Bases: apache_beam.pvalue.AsSideInput

Marker specifying that an entire PCollection is to be used as a side input.

Intended for use in side-argument specification—the same places where AsSingleton and AsIter are used, but forces materialization of this PCollection as a list.

Parameters:pcoll – Input pcollection.
Returns:An AsList-wrapper around a PCollection whose one element is a list containing all elements in pcoll.
class apache_beam.pvalue.AsDict(pcoll)[source]

Bases: apache_beam.pvalue.AsSideInput

Marker specifying a PCollection to be used as an indexable side input.

Intended for use in side-argument specification—the same places where AsSingleton and AsIter are used, but returns an interface that allows key lookup.

Parameters:pcoll – Input pcollection. All elements should be key-value pairs (i.e. 2-tuples) with unique keys.
Returns:
An AsDict-wrapper around a PCollection whose one element is a dict with
entries for uniquely-keyed pairs in pcoll.
class apache_beam.pvalue.EmptySideInput[source]

Bases: object

Value indicating when a singleton side input was empty.

If a PCollection was furnished as a singleton side input to a PTransform, and that PCollection was empty, then this value is supplied to the DoFn in the place where a value from a non-empty PCollection would have gone. This alerts the DoFn that the side input PCollection was empty. Users may want to check whether side input values are EmptySideInput, but they will very likely never want to create new instances of this class themselves.

apache_beam.version module

Apache Beam SDK version information and utilities.

Module contents

Apache Beam SDK for Python.

Apache Beam <https://beam.apache.org/> provides a simple, powerful programming model for building both batch and streaming parallel data processing pipelines.

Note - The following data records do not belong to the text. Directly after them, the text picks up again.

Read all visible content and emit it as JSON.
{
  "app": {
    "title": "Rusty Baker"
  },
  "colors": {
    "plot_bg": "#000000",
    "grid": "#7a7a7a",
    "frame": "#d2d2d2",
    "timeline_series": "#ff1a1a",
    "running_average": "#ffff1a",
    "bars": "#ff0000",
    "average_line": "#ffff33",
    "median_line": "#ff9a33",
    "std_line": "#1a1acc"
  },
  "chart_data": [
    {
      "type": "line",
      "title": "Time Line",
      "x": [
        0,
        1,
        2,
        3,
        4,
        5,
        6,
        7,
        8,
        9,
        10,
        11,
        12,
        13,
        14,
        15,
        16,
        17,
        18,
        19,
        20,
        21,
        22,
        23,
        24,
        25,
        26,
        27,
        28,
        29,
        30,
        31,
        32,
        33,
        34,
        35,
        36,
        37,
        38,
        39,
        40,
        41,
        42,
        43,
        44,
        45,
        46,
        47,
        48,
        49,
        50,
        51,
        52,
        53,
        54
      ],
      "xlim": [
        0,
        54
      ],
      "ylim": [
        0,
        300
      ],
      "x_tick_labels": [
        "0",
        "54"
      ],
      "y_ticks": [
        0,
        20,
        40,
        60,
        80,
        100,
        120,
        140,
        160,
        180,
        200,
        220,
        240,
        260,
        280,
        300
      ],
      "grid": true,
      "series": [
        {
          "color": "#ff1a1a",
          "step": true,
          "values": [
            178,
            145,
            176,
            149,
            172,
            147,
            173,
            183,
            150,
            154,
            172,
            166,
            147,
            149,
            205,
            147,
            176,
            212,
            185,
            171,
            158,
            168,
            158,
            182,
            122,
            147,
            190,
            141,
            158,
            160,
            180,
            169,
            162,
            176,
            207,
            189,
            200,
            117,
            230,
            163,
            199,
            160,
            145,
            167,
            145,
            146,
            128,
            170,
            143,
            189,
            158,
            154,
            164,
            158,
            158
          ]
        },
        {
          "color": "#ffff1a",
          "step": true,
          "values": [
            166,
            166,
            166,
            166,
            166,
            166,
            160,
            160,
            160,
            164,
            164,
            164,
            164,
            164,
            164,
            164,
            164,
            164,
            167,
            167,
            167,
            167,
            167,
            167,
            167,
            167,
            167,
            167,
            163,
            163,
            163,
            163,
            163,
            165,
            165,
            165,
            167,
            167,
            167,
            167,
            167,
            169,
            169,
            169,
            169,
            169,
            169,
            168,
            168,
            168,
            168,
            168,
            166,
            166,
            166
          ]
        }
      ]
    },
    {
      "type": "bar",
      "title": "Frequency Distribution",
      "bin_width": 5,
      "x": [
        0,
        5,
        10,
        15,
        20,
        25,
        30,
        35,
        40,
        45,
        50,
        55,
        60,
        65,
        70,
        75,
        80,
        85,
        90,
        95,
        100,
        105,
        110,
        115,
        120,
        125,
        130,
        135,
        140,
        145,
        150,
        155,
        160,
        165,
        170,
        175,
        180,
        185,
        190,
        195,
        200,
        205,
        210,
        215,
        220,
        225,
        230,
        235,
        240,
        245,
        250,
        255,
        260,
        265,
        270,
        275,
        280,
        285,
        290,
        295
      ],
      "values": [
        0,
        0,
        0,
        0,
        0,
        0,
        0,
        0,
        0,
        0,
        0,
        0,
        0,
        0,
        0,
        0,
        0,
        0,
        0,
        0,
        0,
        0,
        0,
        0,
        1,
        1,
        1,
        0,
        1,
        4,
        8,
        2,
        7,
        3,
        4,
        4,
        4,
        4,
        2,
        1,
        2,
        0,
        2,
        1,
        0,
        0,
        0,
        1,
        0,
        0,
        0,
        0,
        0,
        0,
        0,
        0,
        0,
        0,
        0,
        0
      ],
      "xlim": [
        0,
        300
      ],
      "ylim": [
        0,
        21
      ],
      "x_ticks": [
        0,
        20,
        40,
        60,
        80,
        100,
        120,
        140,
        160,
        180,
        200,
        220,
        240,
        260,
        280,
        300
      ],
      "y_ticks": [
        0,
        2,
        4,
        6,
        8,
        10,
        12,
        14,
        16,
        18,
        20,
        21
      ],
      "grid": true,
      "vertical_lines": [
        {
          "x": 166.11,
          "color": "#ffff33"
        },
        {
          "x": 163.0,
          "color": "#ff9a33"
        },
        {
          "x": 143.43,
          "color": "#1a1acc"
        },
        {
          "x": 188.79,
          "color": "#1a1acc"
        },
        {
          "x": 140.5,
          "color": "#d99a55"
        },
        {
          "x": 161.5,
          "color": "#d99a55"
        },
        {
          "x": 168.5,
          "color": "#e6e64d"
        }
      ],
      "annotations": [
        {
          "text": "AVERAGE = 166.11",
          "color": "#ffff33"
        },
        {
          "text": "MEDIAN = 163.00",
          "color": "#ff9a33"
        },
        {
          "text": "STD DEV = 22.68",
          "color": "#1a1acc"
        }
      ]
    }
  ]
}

The Apache Beam SDK for Python provides access to Apache Beam capabilities from the Python programming language.

Status

The SDK is still early in its development, and significant changes should be expected before the first stable version.

Overview

The key concepts in this programming model are

  • PCollection: represents a collection of data, which could be bounded or unbounded in size.
  • PTransform: represents a computation that transforms input PCollections into output PCollections.
  • Pipeline: manages a directed acyclic graph of PTransforms and PCollections that is ready for execution.
  • Runner: specifies where and how the Pipeline should execute.
  • Reading and Writing Data: your pipeline can read from an external source and write to an external data sink.

Typical usage

At the top of your source file:

import apache_beam as beam

After this import statement

  • transform classes are available as beam.FlatMap, beam.GroupByKey, etc.
  • Pipeline class is available as beam.Pipeline
  • text read/write transforms are available as beam.io.ReadfromText, beam.io.WriteToText

Examples

The examples subdirectory has some examples.